One way you could enable the progress bar using output buffering would be to kick off the PDF rendering logic in a background worker. Within that separate process you can update a file indicating the progress. Then your original script can read out the contents of the file to determine the progress and flush an update.
These days, though, most progress bars do it a little more asynchronously. You make one call to kick off the PDF rendering process in background worker and return to the browser. Then the browser has some logic (AJAX or full page refresh) to query the status, using a similar messaging mechanism as indicated above.
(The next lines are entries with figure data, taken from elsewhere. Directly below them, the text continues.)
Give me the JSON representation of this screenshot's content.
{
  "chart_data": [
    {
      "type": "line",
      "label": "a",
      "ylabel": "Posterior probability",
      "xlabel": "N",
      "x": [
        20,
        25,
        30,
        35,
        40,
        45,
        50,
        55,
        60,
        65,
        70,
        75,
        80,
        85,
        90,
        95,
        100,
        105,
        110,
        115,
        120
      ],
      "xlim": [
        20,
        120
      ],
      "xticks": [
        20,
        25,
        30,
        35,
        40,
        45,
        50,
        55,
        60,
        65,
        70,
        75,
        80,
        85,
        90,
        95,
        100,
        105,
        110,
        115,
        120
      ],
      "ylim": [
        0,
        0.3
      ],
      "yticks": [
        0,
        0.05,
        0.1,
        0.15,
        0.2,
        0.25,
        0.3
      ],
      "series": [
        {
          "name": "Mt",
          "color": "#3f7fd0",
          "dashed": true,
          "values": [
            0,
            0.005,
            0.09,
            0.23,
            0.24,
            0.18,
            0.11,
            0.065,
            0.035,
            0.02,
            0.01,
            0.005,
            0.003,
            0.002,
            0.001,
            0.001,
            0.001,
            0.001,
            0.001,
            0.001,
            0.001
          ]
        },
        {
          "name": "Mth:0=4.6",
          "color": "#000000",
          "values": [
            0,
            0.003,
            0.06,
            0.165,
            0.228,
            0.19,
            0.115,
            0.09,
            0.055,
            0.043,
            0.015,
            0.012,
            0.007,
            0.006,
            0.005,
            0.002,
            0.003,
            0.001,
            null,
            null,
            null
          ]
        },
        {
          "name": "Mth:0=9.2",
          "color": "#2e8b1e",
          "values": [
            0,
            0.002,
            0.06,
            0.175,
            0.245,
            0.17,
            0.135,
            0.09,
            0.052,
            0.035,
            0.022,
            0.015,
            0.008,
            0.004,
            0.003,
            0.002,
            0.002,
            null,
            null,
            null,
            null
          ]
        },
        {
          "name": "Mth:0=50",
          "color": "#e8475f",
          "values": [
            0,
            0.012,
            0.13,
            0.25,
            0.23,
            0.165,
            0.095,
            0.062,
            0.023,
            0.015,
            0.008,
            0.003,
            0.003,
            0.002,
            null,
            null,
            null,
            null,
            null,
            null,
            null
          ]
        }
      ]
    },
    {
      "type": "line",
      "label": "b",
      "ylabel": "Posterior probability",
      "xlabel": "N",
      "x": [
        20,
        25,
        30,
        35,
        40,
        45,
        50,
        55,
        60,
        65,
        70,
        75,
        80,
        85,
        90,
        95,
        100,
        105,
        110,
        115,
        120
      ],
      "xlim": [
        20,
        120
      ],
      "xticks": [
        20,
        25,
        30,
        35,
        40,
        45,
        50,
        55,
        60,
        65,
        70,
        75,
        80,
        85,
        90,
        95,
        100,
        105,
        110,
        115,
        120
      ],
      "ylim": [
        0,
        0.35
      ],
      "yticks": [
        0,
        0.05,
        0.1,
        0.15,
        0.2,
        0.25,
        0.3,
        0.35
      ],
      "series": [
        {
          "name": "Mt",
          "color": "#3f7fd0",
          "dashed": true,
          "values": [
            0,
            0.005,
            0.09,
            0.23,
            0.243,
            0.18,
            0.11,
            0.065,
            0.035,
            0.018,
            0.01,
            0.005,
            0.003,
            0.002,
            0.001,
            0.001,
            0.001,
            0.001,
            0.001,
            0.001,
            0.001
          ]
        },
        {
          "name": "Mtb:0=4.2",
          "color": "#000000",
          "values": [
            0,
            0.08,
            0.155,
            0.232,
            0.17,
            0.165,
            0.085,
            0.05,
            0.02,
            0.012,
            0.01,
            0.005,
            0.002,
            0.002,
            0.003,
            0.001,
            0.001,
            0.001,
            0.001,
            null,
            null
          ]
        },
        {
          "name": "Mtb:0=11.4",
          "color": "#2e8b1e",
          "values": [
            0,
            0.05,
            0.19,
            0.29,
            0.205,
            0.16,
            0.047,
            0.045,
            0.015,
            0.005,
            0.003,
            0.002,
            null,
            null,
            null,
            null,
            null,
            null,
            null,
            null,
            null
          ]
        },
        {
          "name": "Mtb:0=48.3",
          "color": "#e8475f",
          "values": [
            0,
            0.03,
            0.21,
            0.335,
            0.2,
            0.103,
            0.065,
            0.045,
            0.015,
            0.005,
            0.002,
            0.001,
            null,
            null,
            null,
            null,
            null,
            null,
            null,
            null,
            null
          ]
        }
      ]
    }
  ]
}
What we did it's pretty similar to what you suggested to do. We now have an exec background worker, and a db table referencing the "processing status" of the bgw. Table has 5 fields:: two bools two ints and a char. First bool is a "permission to execute bit" handled by the action script that calls the bgw script. Kind of an automotive control logic. Second bool just reports if bgw is running, first int updates number of rendered pdf, second int shows number of pdf to be rendered, char gets populated with bgw logs. We got rid of output buffering. We do not need it any longer. We programmed a pop-up window instead , quering data from processing status table that shows up each time users request new tests and background worker it's already doing its job. Everything it's working like a charme.
"Everything it's working like a charme." I spoke too soon... Just for curiosity, today I forced our script to render up to 1000 pdfs. Of course we don't need such a big number of exam papers, I just wanted to check if new method to render pdf using an exec background worker would work consistently. It didn't happen. Same issue mentioned before now happens when pdf number 589 is rendered...
This is how the header of corrector sheet looks like from pdf number 1 to 588: And this is how it looks like starting at pdf number 589: Exam sheet gets garbled even worse: Who can explain why that happens? That's a challenge.
Hello,
yes, I can actually confirm the behaviour mentioned in this issue. PDFs basically "collapse", with all spacing gone and all text overlapping itself. It seems problematic when running multiple jobs in a row. I will perform some testing and provide new detail, if any.
My application usually creates one PDF per time, so I wrote this function:
and put it in my functions.inc.php that is included everywhere else. Now, I have to cycle through several years and a few reports per each year, and create PDF's out of them, so in a while loop I call this function several times. Invariably, after the fourth PDF or so, the results are severely garbled. The reports are basically a long list of rows, not of an html table, but of nested divs, and it's like there is a total amount of rows among all files, after which they get simply drawn one over the other without going down a line. Here's the first file (the fourth one generated) where, after the 196th row, the mess begins:
and every subsequently generated file shows like this: (all the recursive rows created by the code are printed one over the other)
Either I zipstream the files, or save them in a folder as plain PDF, they show the exact same issue, after row 196 of fourth file. If I change the order the files are generated, it will happen somewhere else.
All PDF's are created correctly if I call the function just once inside the php code.
Since I'm calling a function inside of which the instance of DomPDF is created ($filename parameter is null, so I return the output), there shouldn't be resources going wild, should there? I also tried doing
unset($dompdf)
after output declaration, just for kicks, but it obviously changed nothing. There are no images in the files, I don't think clearing cache would help as well. I also increased memory_limit in php.ini from 256M to 512M but the problem stays exacly the same.